CLINICAL REVIEW
Bria Carrithers; Rachel Klein; Fernando Ovalle; Julie Kanter
Corresponding Author: Bria Carrithers; Department of Internal Medicine, University of Alabama Birmingham School of Medicine
Email: bkcarrithers@uabmc.edu
DOI: 10.3122/jabfm.2024.240042R1
Keywords: Endocrinology, Family Medicine, Fructosamine, Hematology, Internal Medicine, Sickle Cell Disease, Type 2 Diabetes
Dates: Submitted: 01-30-2024; Revised: 03-19-2024; Accepted: 03-25-2024
Status: In production for ahead of print.
BACKGROUND: Diagnosing type 2 diabetes mellitus (T2DM) in people with sickle cell disease (SCD) is complicated due to hemoglobin A variance in affected individuals. Accurate screening assessments are needed to prevent excessive morbidity and mortality. Primary care physicians need recommendations for screening and diagnosis in this unique population.
PURPOSE: To synthesize recommendations regarding medical diagnosis criteria for T2DM in SCD.
DATA SOURCES: PubMed, Standards of Medical Care in Diabetes, US Preventative Services Task Force, National Institute of Diabetes and Digestive and Kidney Diseases, searched on December 28, 2022.
STUDY SELECTION: One reviewer searched each database to select applicable studies pertaining to “sickle cell disease, “type 2 diabetes”, “HbA1c”, and “fructosamine” from December 28, 2022 to March 15, 2023.

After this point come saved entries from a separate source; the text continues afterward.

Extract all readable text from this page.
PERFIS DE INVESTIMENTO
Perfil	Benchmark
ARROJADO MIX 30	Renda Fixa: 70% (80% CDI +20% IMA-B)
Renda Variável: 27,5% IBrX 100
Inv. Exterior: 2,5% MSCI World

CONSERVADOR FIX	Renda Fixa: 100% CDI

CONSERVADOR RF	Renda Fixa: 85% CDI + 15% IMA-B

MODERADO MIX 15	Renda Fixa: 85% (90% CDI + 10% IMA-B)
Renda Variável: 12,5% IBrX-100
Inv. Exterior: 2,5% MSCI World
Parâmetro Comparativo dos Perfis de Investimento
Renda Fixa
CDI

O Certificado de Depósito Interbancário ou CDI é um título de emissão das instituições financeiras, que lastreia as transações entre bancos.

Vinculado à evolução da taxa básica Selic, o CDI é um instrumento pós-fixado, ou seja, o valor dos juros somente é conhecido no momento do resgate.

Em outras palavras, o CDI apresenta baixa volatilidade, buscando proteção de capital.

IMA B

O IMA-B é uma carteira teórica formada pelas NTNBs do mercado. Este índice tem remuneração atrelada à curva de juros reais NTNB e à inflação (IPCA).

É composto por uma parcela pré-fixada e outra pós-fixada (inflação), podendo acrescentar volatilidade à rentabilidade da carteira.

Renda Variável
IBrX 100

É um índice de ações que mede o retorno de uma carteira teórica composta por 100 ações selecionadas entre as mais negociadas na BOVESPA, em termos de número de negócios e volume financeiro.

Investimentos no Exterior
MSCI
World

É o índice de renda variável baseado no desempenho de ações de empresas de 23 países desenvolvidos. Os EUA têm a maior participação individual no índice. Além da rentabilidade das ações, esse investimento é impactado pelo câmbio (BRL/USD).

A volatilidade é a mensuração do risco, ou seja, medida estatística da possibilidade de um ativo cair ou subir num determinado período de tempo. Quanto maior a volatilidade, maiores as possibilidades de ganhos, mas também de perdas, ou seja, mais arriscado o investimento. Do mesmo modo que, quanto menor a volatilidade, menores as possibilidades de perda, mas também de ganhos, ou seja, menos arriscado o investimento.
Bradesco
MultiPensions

DATA EXTRACTION AND QUALITY ASSESSMENT: A comprehensive literature review was done to extract current data/facts and assess certainty of evidence.
DATA SYNTHESIS: This review reviews five articles that met inclusion criteria to outline outpatient screening and diagnosis of T2DM in SCD. Based on these findings, we recommend fasting plasma glucose as the gold standard screening starting at age 35 based on USPSTF guidelines. We do not recommend using HbA1C, fructosamine, or glycated albumin for screening or diagnosis of T2DM in individuals with SCD; the latter entities have limited implications in their use.
LIMITATIONS: There are limited studies available for diagnosis of T2DM in SCD.
CONCLUSIONS: Fasting plasma glucose is the gold standard screening for T2DM for SCD to ensure early diagnosis and prevent worsening macro and microvascular complications from both co-morbid conditions.